Some patches have not worked recently. Erasmus says patches will in future be built in accordance with the Trustworthy Computing initiative, with a rigorous testing cycle and threat models built into development.

But given the shortening cycle between discovery of vulnerabilities and exploits, patches must be developed faster. Erasmus says Microsoft does not expect longer patch cycles. "We are throwing a lot of resources at this (11 000 researchers), and our Shields Up and collaborative efforts address this too."

Microsoft works with researchers, vulnerability exploiters and virus builders to spread the word about sensible approaches to virus outbreaks and discoveries of software holes. Whether pro or anti-Microsoft, researchers should know the effects of publicising vulnerabilities willy-nilly, he says. He declines to comment on the advent of a "hacker union" which aims to be free of corporate and government intervention in the publishing of vulnerabilities.

Next year, patches can be uninstalled, as it sometimes happens that they "break" other software. A new version of Software Update Server will debut free next year, allowing local downloads rather than Web site polling.

Get with the programme

Microsoft is packaging best security practices for customer access, and improving its own coding, in some of the programmes under way.
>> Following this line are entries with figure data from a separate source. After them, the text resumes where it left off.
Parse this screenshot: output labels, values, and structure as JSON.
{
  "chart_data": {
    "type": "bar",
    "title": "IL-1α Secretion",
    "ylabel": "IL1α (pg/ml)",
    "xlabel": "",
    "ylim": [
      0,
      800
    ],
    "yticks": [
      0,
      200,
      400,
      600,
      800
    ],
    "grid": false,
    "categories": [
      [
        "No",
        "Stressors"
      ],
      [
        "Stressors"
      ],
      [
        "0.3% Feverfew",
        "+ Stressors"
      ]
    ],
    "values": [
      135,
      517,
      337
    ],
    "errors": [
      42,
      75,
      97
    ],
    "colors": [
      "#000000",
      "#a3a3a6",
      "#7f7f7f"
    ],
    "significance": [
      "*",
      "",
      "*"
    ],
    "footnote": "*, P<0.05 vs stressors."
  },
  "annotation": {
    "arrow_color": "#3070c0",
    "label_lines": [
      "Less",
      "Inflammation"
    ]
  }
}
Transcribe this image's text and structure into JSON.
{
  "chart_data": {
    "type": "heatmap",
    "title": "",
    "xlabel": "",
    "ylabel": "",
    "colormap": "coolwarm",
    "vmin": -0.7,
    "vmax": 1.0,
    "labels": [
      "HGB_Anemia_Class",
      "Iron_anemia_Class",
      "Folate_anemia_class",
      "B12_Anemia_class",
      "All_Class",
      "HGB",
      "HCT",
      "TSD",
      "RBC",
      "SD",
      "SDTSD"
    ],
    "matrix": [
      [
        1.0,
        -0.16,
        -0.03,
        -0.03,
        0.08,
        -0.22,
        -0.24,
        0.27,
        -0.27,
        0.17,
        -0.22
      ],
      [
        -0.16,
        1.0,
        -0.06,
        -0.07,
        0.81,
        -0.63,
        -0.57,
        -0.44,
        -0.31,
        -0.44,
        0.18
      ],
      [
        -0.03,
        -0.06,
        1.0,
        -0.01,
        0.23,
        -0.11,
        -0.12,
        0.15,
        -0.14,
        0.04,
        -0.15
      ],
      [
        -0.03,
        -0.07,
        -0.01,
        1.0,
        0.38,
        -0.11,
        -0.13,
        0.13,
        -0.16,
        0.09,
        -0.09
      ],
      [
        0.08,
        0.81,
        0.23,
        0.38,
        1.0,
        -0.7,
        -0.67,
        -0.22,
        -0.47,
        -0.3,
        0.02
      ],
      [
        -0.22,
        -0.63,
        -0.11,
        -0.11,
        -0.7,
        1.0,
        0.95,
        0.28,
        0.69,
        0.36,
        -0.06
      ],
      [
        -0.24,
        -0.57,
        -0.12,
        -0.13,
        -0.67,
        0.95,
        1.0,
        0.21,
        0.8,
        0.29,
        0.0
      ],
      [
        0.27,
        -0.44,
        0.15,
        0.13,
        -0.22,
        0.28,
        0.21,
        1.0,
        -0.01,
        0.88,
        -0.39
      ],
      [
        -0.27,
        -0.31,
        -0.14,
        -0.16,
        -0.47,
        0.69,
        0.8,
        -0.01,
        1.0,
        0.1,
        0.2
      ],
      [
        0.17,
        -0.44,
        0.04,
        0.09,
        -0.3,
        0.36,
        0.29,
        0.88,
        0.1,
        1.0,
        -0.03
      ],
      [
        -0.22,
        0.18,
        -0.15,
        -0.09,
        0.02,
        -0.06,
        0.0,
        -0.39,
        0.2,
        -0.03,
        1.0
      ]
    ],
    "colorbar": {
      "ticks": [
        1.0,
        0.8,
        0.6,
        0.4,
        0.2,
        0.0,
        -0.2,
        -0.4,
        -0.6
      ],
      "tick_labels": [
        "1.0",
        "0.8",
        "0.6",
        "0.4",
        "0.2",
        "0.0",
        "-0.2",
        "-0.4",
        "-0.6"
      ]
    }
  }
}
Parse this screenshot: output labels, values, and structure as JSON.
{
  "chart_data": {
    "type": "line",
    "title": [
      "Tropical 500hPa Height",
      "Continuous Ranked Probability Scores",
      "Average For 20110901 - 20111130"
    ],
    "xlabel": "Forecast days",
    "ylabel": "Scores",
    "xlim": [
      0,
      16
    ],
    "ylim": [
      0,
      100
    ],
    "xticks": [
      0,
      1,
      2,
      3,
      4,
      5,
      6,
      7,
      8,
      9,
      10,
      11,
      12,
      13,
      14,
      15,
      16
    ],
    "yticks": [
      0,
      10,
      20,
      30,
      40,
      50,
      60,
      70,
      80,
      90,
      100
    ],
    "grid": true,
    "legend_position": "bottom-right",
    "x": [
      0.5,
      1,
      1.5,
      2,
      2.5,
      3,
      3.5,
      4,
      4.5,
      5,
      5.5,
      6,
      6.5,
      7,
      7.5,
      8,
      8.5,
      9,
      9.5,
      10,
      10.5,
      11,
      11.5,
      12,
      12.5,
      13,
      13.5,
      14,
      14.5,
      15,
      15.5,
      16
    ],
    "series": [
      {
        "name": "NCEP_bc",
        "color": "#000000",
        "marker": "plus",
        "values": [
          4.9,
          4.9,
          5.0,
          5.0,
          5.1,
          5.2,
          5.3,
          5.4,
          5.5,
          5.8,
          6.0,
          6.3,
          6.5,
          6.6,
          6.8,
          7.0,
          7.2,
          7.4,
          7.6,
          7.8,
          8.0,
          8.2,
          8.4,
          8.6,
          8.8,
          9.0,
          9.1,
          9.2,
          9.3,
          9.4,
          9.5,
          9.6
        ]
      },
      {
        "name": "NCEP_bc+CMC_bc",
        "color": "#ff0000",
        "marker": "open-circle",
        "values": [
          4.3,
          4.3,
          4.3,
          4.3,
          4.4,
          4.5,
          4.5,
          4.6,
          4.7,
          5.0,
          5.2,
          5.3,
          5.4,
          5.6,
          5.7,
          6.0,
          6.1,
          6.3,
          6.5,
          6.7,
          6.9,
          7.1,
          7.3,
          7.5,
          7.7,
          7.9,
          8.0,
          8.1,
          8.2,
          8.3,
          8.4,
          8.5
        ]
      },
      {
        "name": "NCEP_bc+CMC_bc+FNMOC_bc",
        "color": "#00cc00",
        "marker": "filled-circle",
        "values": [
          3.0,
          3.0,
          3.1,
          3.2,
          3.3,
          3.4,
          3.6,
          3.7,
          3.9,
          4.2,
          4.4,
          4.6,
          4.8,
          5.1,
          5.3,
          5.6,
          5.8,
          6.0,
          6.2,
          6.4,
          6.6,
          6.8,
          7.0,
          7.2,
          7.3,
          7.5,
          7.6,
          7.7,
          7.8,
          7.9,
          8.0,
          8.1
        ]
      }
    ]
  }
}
XP SP2 will come out next year with Shields Up technology, firewall and increased attention on e-mail attachments, ActiveX, spyware as well as memory protection. "Prescriptive guidance" will include a secure zone for IT professionals as well as MS literature, and security seminars fill out these programmes.

With Shields Up, the goal is to protect 70% of unpatched computers, with much of the technology already out there and some of the best practices that improve the likelihood of warding off attacks. "With Blaster, a firewall would have been enough without the patch," says Erasmus.